J’ai dit que le jeu n’était pas si scénarisé que cela. C’est un aspect de Soul Raiders difficile à décrire, parce qu’il cherche un équilibre assez passionnant entre immersion et détachement. Vous êtes complètement investis dans l’aventure, dans la tension exercée par les ennemis ou les énigmes des pièces, le sentiment d’urgence que suscite la baisse fatale de votre santé, et les très jolies illustrations sur les cartes Lieu immenses (13 centimètres par 18,5 !), ainsi que la possibilité d’agir sur certains lieux (en les retournant) et le petit texte narratif dont chacun est assorti en plus d’un nom, sont autant de petites et grandes choses qui font que l’on a l’impression d’incarner ces aventuriers.
Pour autant, pour narrative que soit l’exploration des lieux, pour scriptés que soient les événements, Soul Raiders n’est pas « scénarisé » : je ne pense pas que l’on s’investisse vraiment dans la grande histoire, ni même que ce soit le but, le jeu semblant chercher à nous investir davantage dans l’action que dans le cadre général.
Cela participe bien entendu à sa rejouabilité, puisque la connaissance de ce qui va arriver et de l’ordonnancement des lieux n’est pas réellement un divulgâchage, juste un degré d’informations supplémentaire pour développer votre histoire différemment.
Votre histoire, c’est celle de votre héros, l’un des jeunes guerriers mages donnant leur nom au jeu, asymétriques par leurs bonus de personnage (par exemple +2 points pour les actions de force) comme par leurs cartes.
Ces cartes sont l’une des grandes idées de Soul Raiders. Les cartes d’un héros se répartissent en effet en trois spécialités, combat, déplacement et magie, et toutes portent une valeur numérique. Or chaque action du jeu, qu’elle soit spéciale (actionner un levier, fouiller une tombe, défoncer une porte…) ou concerne l’affrontement d’un ennemi ou un mouvement, coûte un certain nombre de points.
Ces points sont obtenus en jouant n’importe quelle carte de sa main, seule ou combinée à d’autres. 2 cartes de valeur 2 feront… 4 (oui oui), même s’il s’agit d’une carte de combat et d’une carte de déplacement.
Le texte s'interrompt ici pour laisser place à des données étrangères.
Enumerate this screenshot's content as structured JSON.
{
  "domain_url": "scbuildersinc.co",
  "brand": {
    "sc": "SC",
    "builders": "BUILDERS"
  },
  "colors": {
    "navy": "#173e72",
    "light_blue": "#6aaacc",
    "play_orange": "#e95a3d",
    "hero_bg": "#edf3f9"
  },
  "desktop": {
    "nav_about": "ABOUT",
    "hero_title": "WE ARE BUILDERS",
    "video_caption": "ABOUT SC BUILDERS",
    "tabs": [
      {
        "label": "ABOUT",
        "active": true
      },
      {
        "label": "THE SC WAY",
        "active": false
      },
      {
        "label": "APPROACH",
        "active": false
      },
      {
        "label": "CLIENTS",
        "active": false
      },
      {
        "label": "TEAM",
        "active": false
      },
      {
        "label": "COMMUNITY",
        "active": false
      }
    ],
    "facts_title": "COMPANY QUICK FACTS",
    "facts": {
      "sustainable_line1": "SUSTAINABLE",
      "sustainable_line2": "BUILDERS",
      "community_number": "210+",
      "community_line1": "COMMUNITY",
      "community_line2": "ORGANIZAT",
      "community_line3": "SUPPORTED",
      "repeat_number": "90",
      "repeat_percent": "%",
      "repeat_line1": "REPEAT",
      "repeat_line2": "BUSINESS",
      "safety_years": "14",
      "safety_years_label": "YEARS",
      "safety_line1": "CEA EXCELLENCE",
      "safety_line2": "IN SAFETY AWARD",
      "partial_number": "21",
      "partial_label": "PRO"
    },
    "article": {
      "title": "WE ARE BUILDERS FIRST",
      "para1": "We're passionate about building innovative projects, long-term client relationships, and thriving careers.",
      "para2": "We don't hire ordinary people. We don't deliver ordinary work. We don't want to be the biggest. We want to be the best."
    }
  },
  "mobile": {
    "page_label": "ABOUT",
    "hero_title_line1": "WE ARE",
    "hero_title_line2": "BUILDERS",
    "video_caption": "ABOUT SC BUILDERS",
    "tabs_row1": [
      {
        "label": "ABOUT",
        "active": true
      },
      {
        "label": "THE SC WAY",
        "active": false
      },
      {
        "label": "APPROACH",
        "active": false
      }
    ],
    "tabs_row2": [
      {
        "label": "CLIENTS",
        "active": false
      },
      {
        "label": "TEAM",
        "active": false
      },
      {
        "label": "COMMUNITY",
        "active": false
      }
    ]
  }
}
Néanmoins, chaque carte dispose d’un bonus quand on l’utilise pour l’action représentée : une carte Combat de valeur 2 pourrait augmenter sa valeur de 1 par carte Action jouée pour accomplir cette action, elle comprise, à condition que ce soit pour combattre.
Vous commencez peut-être à concevoir à quel point ces combinaisons de cartes peuvent être délicieuses, et peuvent jouer un rôle dans ce que vous décidez de faire (avec trois cartes Combat en main se renforçant mutuellement et une carte Déplacement 1, vous vous frotterez peut-être au spectre qui vous suit où que vous alliez et menace de finir par vous bloquer au pire moment, plutôt que de vous contenter d’un pas de côté…
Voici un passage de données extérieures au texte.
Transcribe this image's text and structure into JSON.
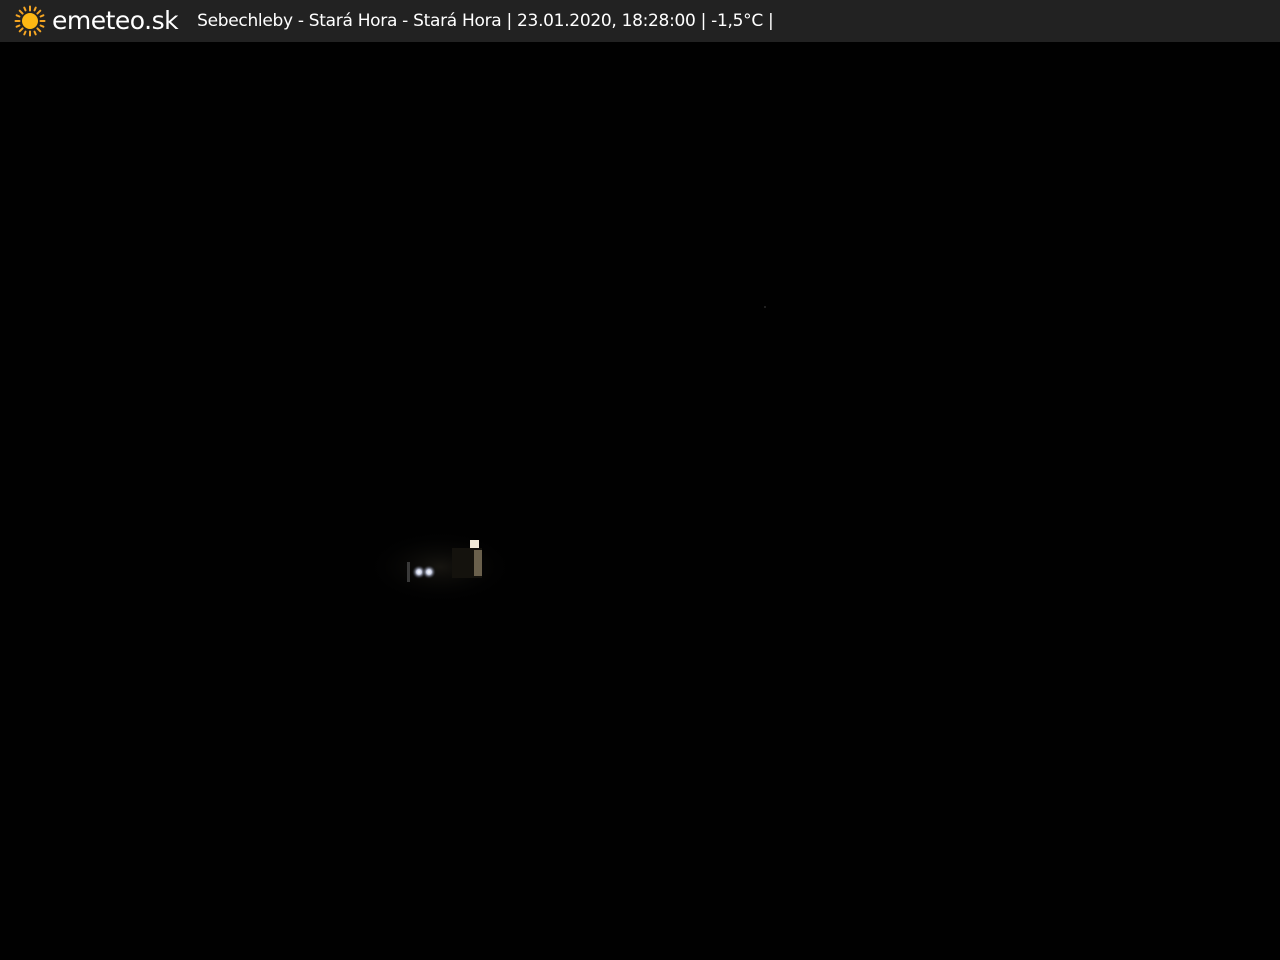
{
  "header": {
    "brand": "emeteo.sk",
    "logo_icon": "sun-icon",
    "caption": "Sebechleby - Stará Hora - Stará Hora | 23.01.2020, 18:28:00 | -1,5°C |"
  },
  "colors": {
    "bar_background": "#222222",
    "sun_color": "#f5a623",
    "text": "#ffffff",
    "image_background": "#010101"
  }
}
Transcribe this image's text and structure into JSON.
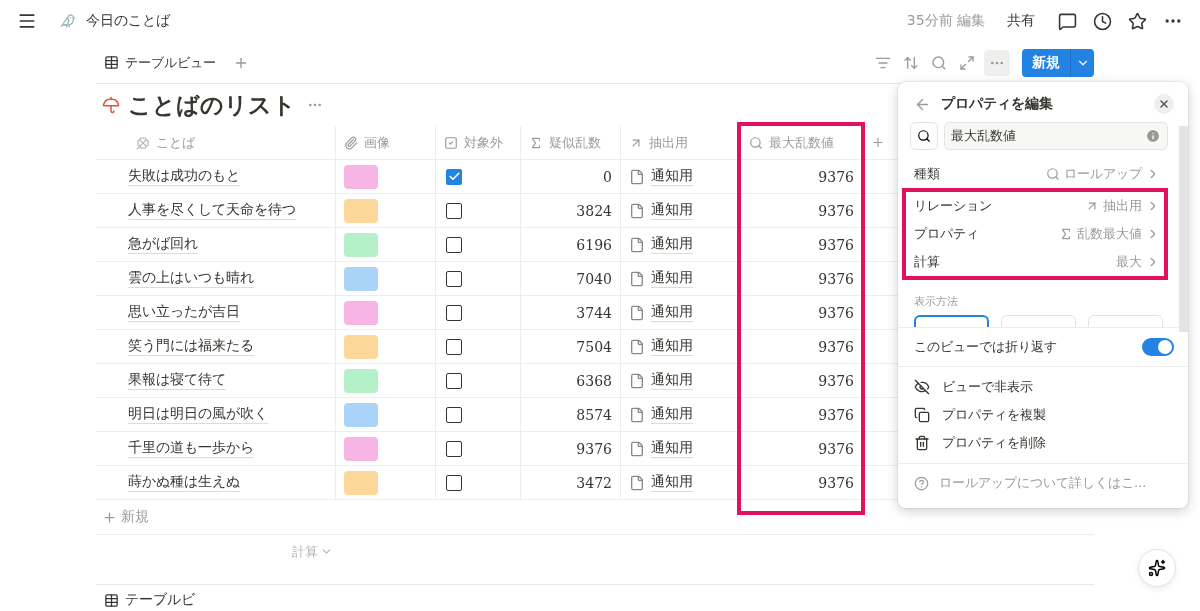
{
  "topbar": {
    "page_title": "今日のことば",
    "edited": "35分前 編集",
    "share": "共有"
  },
  "view_tabs": [
    {
      "label": "テーブルビュー",
      "selected": true
    }
  ],
  "toolbar": {
    "new_button": "新規"
  },
  "database_title": "ことばのリスト",
  "columns": [
    {
      "kind": "title",
      "label": "ことば",
      "highlighted": false
    },
    {
      "kind": "files",
      "label": "画像",
      "highlighted": false
    },
    {
      "kind": "checkbox",
      "label": "対象外",
      "highlighted": false
    },
    {
      "kind": "formula",
      "label": "疑似乱数",
      "highlighted": false
    },
    {
      "kind": "relation",
      "label": "抽出用",
      "highlighted": false
    },
    {
      "kind": "rollup",
      "label": "最大乱数値",
      "highlighted": true
    }
  ],
  "rows": [
    {
      "name": "失敗は成功のもと",
      "color": "#f7b5e6",
      "excluded": true,
      "random": "0",
      "relation": "通知用",
      "max": "9376"
    },
    {
      "name": "人事を尽くして天命を待つ",
      "color": "#fbd89a",
      "excluded": false,
      "random": "3824",
      "relation": "通知用",
      "max": "9376"
    },
    {
      "name": "急がば回れ",
      "color": "#b4f0c8",
      "excluded": false,
      "random": "6196",
      "relation": "通知用",
      "max": "9376"
    },
    {
      "name": "雲の上はいつも晴れ",
      "color": "#a9d4f7",
      "excluded": false,
      "random": "7040",
      "relation": "通知用",
      "max": "9376"
    },
    {
      "name": "思い立ったが吉日",
      "color": "#f7b5e6",
      "excluded": false,
      "random": "3744",
      "relation": "通知用",
      "max": "9376"
    },
    {
      "name": "笑う門には福来たる",
      "color": "#fbd89a",
      "excluded": false,
      "random": "7504",
      "relation": "通知用",
      "max": "9376"
    },
    {
      "name": "果報は寝て待て",
      "color": "#b4f0c8",
      "excluded": false,
      "random": "6368",
      "relation": "通知用",
      "max": "9376"
    },
    {
      "name": "明日は明日の風が吹く",
      "color": "#a9d4f7",
      "excluded": false,
      "random": "8574",
      "relation": "通知用",
      "max": "9376"
    },
    {
      "name": "千里の道も一歩から",
      "color": "#f7b5e6",
      "excluded": false,
      "random": "9376",
      "relation": "通知用",
      "max": "9376"
    },
    {
      "name": "蒔かぬ種は生えぬ",
      "color": "#fbd89a",
      "excluded": false,
      "random": "3472",
      "relation": "通知用",
      "max": "9376"
    }
  ],
  "new_row": "新規",
  "calculate": "計算",
  "bottom_view_label": "テーブルビ",
  "property_panel": {
    "title": "プロパティを編集",
    "name_value": "最大乱数値",
    "settings": [
      {
        "kind": "type",
        "label": "種類",
        "value": "ロールアップ",
        "highlighted": false
      },
      {
        "kind": "relation",
        "label": "リレーション",
        "value": "抽出用",
        "highlighted": true
      },
      {
        "kind": "property",
        "label": "プロパティ",
        "value": "乱数最大値",
        "highlighted": true
      },
      {
        "kind": "calc",
        "label": "計算",
        "value": "最大",
        "highlighted": true
      }
    ],
    "display_label": "表示方法",
    "display_options": [
      {
        "selected": true
      },
      {
        "selected": false
      },
      {
        "selected": false
      }
    ],
    "wrap_toggle": {
      "label": "このビューでは折り返す",
      "on": true
    },
    "actions": [
      {
        "kind": "hide",
        "label": "ビューで非表示"
      },
      {
        "kind": "duplicate",
        "label": "プロパティを複製"
      },
      {
        "kind": "delete",
        "label": "プロパティを削除"
      }
    ],
    "help": "ロールアップについて詳しくはこ..."
  }
}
Certaines cartes sont magiques : en plus de posséder une valeur normale, elles proposent de lancer un sort instantané, temporaire ou persistant, qui va de l’éclair pour blesser tous les ennemis présents au portail de téléportation utilisable par tous les joueurs vers un autre portail ; de la transformation de vos bonus de déplacement en bonus de combat pour une attaque furieuse… à l’invisibilité, rien que ça ; du soin à la capacité de regarder un lieu non encore dévoilé…
Au cours de votre quête, chaque héros pourra gagner de nouvelles cartes afin de renforcer son deck en surmontant des péripéties liées au scénario ou à des ennemis particulièrement puissants. Il remporte alors plus exactement des jetons Héroïsme qu’il peut dépenser pour piocher de nouvelles cartes (à réserver aux cas de dernière nécessité !) soit pour augmenter sa pioche standard de 24 cartes Action grâce aux 12 cartes Action héroïque qui lui sont réservées.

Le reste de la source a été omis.